1Q84
(livres1 et 2)
Haruki Murakami
éditions Belfond
2009
Nous sommes au Japon, en 1984. Une jeune femme, Anomamé, engagée par une vieille dame, tue des époux violents en faisant passer leurs morts pour accidentelles. Pendant ce temps, Tengo, un modeste professeur de maths, écrivain à ses heures perdues, accepte de réécrire le roman prometteur d'une jeune fille de dix-sept ans. Tous deux ne semblent avoir rien en commun si ce n'est leur extrême solitude, pourtant ils sont liés. Leur destin les entraînent dans une direction inconnue et, tandis qu'ils glissent dans un monde parallèle, le monde de 1Q84, monde des Little People et des deux lunes, leur passé commun resurgit...

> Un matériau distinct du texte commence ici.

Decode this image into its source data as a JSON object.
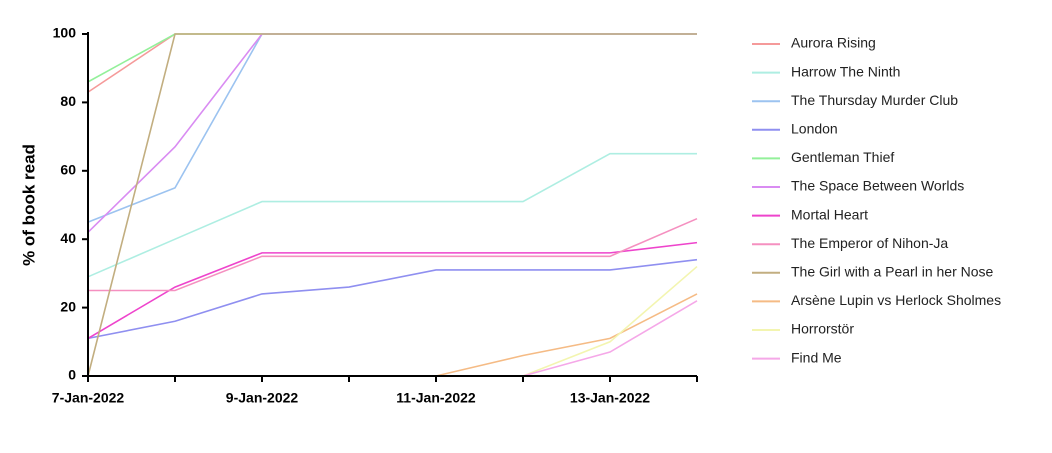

A dire vrai, 1Q84 a été une petite déception. Si Murakami a parfois flirté avec le fantastique et le merveilleux, il l'a toujours fait avec une certaine finesse et beaucoup de naturel. Or, 1Q84 est un roman lourd. Nous ne sommes plus dans la suggestion mais dans la démonstration. L'auteur s'emploie à plusieurs reprises à souligner l'insolite et le surnaturel de l'histoire et donne au récit un côté artificiel que ses précédents romans n'avaient pas. L'intrigue en elle-même n'est pas forcément des plus intéressantes, diluée dans deux tomes (le troisième sortira en France en 2012) et très orientée SF. J'ajoute à cela que je ne suis pas non plus fan des termes anglo-saxons qui émaillent le roman, lui donnant l'allure d'un mauvais film d'action américain, tout comme d'ailleurs Aomamé, figure justicière d'une féminité bafouée. Bref, à de nombreuses reprises, je me suis demandée comment diable un auteur que j'aime beaucoup d'habitude a pu se lancer dans une entreprise pareille. Bon, il faut relativiser: c'est du Murakami tout de même et le style est toujours là. De plus, 1Q84 réserve de très jolies scènes: les scènes où Aomamé contemple les deux lunes, celles où Tengo se remémore l'histoire du jeune homme et de la ville aux chats... ce sont dans ces passages clair-obscurs (description d'un jardin d'enfants au clair de lune, ville endormie, souvenirs en noir et blanc du passé des deux héros, rêves...) que l'auteur réaffirme avec force son talent pour un univers poétique et onirique dont, à mon humble avis, il ne devrait pas sortir. Reconnaissons-le: 1Q84 est une entreprise audacieuse, le désir d'un auteur de prouver qu'il peut se renouveler mais, pour ma part, en attendant de lire le dernier volet, c'est un roman en demi-teinte loin d'atteindre le niveau des précédents romans de Murakami.